(Fach)Experten würden jetzt auf MPS testen! Sie auch?

Expert*innen auf dem Gebiet der MPS sind sich einig: „Steife Gelenke ohne Entzündungszeichen und Kyphose oder Gibbus sind spezifische Anzeichen und Symptome, die allein ausreichen, um den Verdacht auf MPS I zu erwecken und die Überweisung an ein spezialisiertes Zentrum für MPS-Tests zu veranlassen.“1 Dies ist das Ergebnis eines internationalen Gremiums, welches den folgenden Diagnosealgorithmus ausgearbeitet hat: 

Algorithmus zur frühen Verdachtsabklärung und Überweisung bei Patient*innen mit Mukopolysaccharidose Typ 1 (MPSI).

Eine  Kyphose/Gibbus tritt bei 70 % der Patient*innen mit dem Morbus Hurler-Phänotyp auf, während sie bei Patient*innen mit Morbus Hurler-Scheie- zu 33,5 % und Morbus Scheie-Phänotypen zu 21,3 % auftritt .2

Warum sollten Sie bei einer Kyphose/einem Gibbus einen MPS-Verdacht untersuchen?

Der Enzymmangel bei MPS führt zur Ansammlung von Glykosaminoglykanen (GAGs) in verschiedenen Körpergeweben, einschließlich der Wirbelsäule. Wie die meisten erblichen Stoffwechselstörungen weist MPS ein hohes Maß an Heterogenität im klinischen Erscheinungsbild und im Verlauf auf. Skelett- und Gelenkbeteiligung gehören zu den wichtigsten Krankheitsmanifestationen bei MPS.3 Daher wird MPS auch als Skelettdysplasie klassifiziert, eine große Gruppe genetisch bedingter Erkrankungen, die durch Anomalien im Wachstum, in der Entwicklung, in der Differenzierung und im Erhalt von Knochen und Knorpel gekennzeichnet sind.4

Die Wirbelsäule kann bei fast allen MPS-Formen verkrümmt sein. Das Spektrum dieser
reicht von leichten Skoliosen, Kyphosen und Kyphoskoliosen (bei den attenuierten
MPS-Formen) bis hin zum Gibbus bei schweren Verläufen.5 Gelenkkontrakturen, Steifheit und Schmerzen sowie beidseitige Hüftdysplasie sind prominente Manifestationen der abgeschwächten Formen von MPS I, II, VI und VII.6

Eine frühzeitige Diagnose und Behandlung kann dazu beitragen, die Krankheitslast zu reduzieren und die Lebensqualität von Patient*innen mit MPS I und Betreuenden zu verbessern.

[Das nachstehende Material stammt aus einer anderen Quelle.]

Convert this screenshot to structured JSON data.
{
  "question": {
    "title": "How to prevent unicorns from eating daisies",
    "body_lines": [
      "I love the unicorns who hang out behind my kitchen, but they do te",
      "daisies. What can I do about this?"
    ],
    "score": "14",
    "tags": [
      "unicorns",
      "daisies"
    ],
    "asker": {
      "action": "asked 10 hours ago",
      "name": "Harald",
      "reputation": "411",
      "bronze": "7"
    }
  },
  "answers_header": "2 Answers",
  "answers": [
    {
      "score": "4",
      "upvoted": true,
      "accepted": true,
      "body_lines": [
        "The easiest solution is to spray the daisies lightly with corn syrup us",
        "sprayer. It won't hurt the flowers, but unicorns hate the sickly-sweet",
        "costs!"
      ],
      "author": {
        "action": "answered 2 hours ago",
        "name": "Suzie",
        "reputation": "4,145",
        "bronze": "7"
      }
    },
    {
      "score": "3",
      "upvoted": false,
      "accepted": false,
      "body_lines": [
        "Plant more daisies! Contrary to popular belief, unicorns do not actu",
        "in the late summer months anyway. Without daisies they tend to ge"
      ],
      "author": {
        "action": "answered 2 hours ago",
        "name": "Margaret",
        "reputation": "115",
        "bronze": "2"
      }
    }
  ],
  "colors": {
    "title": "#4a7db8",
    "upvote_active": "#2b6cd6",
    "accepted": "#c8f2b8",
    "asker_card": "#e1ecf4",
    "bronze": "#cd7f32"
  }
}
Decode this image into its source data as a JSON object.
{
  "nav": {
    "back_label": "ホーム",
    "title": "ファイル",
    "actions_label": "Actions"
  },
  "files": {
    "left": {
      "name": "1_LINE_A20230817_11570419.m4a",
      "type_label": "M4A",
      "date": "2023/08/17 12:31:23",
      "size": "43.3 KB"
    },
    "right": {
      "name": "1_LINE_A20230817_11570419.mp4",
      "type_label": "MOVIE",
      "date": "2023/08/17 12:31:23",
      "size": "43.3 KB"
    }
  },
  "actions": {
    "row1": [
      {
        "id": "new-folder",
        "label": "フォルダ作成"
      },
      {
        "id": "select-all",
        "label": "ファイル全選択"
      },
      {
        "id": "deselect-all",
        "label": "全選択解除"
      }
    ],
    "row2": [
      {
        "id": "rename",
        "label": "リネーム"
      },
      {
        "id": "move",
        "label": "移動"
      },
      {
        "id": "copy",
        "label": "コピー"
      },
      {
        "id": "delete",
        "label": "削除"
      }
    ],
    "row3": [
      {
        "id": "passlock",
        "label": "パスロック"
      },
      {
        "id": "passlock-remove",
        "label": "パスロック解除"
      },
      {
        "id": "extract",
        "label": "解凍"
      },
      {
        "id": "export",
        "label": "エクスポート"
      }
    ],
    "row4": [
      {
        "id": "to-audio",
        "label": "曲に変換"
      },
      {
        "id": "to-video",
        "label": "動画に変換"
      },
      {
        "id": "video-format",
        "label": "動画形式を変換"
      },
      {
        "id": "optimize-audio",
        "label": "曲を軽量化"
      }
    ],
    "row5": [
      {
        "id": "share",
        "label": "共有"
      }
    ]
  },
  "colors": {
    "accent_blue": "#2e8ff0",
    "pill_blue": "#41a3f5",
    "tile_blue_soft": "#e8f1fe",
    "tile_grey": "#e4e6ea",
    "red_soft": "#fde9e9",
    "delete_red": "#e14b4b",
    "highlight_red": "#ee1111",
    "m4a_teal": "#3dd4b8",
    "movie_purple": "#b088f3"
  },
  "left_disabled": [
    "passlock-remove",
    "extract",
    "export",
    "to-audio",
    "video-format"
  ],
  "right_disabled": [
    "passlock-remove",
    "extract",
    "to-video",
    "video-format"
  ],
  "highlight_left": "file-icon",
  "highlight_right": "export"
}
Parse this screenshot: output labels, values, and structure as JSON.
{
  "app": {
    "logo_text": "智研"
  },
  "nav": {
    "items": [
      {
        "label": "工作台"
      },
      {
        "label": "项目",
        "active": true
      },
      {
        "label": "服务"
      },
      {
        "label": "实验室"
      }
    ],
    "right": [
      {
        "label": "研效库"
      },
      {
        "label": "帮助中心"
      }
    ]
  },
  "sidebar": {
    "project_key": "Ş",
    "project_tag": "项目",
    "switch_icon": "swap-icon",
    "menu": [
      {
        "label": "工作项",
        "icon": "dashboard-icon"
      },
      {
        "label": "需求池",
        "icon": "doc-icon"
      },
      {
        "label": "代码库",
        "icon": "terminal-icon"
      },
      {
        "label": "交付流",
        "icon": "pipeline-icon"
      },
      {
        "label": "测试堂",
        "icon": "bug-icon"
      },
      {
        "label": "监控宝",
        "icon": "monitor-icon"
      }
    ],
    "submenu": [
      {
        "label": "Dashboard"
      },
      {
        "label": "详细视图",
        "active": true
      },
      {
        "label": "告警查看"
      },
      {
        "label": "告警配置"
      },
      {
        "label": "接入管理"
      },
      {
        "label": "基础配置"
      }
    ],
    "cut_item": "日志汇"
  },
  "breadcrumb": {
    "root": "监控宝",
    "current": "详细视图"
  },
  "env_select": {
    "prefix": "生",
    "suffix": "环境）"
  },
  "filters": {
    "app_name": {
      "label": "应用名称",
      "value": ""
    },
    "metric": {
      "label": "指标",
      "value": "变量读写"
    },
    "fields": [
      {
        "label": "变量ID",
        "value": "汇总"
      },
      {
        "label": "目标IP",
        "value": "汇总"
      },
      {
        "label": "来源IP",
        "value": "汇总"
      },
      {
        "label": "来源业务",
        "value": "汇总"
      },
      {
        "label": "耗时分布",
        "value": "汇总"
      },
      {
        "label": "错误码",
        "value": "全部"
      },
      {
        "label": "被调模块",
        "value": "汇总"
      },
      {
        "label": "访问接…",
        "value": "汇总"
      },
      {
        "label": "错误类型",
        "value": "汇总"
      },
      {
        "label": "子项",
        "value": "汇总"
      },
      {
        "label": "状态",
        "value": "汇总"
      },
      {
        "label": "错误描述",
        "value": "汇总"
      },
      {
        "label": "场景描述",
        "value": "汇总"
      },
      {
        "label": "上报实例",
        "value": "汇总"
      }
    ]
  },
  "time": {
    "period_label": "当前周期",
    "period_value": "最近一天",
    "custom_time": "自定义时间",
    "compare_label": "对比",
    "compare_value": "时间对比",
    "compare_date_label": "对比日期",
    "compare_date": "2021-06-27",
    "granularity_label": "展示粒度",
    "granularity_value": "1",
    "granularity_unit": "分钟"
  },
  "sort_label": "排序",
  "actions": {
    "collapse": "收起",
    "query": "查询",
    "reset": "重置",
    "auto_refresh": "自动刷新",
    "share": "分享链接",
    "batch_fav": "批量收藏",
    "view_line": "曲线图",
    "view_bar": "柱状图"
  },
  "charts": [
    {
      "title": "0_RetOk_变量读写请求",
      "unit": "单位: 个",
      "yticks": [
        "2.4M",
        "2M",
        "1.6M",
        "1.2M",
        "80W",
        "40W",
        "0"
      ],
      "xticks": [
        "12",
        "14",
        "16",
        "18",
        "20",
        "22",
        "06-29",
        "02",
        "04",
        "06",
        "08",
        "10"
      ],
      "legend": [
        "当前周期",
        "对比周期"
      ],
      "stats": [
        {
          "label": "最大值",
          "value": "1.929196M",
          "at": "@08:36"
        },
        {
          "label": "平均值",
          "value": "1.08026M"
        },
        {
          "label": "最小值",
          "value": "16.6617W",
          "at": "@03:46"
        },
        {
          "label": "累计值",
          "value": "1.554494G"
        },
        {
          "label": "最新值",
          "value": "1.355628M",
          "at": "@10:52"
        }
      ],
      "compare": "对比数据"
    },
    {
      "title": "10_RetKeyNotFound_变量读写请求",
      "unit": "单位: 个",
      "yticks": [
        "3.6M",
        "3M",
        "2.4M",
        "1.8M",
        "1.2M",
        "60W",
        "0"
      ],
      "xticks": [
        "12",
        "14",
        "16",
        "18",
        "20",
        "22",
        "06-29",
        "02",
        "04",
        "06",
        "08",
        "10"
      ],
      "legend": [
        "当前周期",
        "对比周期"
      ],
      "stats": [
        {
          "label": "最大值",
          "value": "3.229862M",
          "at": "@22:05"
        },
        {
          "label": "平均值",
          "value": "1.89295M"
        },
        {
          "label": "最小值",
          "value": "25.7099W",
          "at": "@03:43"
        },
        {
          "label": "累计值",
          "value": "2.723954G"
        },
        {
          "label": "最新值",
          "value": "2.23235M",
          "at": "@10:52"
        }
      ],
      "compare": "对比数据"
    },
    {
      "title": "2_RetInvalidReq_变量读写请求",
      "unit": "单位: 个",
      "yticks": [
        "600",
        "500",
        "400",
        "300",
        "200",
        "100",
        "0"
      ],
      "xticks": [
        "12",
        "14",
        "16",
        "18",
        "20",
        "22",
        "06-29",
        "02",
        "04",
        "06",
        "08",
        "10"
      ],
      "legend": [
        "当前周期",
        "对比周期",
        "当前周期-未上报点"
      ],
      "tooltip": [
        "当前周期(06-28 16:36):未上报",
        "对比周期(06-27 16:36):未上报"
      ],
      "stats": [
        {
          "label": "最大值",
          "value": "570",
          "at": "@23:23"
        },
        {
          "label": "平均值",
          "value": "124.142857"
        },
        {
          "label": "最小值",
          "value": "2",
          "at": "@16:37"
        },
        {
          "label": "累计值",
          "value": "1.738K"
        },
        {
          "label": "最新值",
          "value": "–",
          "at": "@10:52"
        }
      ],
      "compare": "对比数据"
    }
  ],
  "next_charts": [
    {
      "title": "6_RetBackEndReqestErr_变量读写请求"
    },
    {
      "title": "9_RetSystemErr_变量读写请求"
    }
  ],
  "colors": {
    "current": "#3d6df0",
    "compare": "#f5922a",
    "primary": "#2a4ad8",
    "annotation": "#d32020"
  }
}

Röntgenaufnahme der LWS seitlich, Ovoide Wirbelkörper mit zentralen Ausziehungen, thorakolumbaler Gibbus,  4 Jahre und 4 Monate alte/r Patientin mit MPS I

Abbildung 2: Röntgen der LWS seitlich, Ovoide Wirbelkörper mit zentralen Ausziehungen, thorakolumbaler Gibbus, 4 Jahre und 4 Monate alte/r Patientin mit MPS I (Mit freundlicher Genehmigung von Dr. Christina Lampe)

Erstmanifestation einer Kyphose oder auch Gibbus bei MPS I:

Daten einer MPS-I-Registerstudie zeigen, dass bei Morbus Scheie-Patient*innen Gelenkkontrakturen, Dysostosis multiplex und Hüftdysplasie erstmals im Durchschnittsalter von 7,6 bis 8,4 Jahren auftraten.2

Bei Morbus Hurler-Scheie-Patient*innen wurden erstmals im Alter von 4,1 bis 4,6 Jahren Dysostosis multiplex, Gelenkkontrakturen und Kyphose/Gibbus festgestellt.2 Dabei handelt es sich jedoch meist nicht um die ersten Symptome, die oft unspezifisch sind, wie zum Beispiel rezidivierende Atemwegs- und Ohreninfekte sowie Nabel- und Leistenbrüche.

Was tun bei einem Gibbus mit Verdacht auf MPS I?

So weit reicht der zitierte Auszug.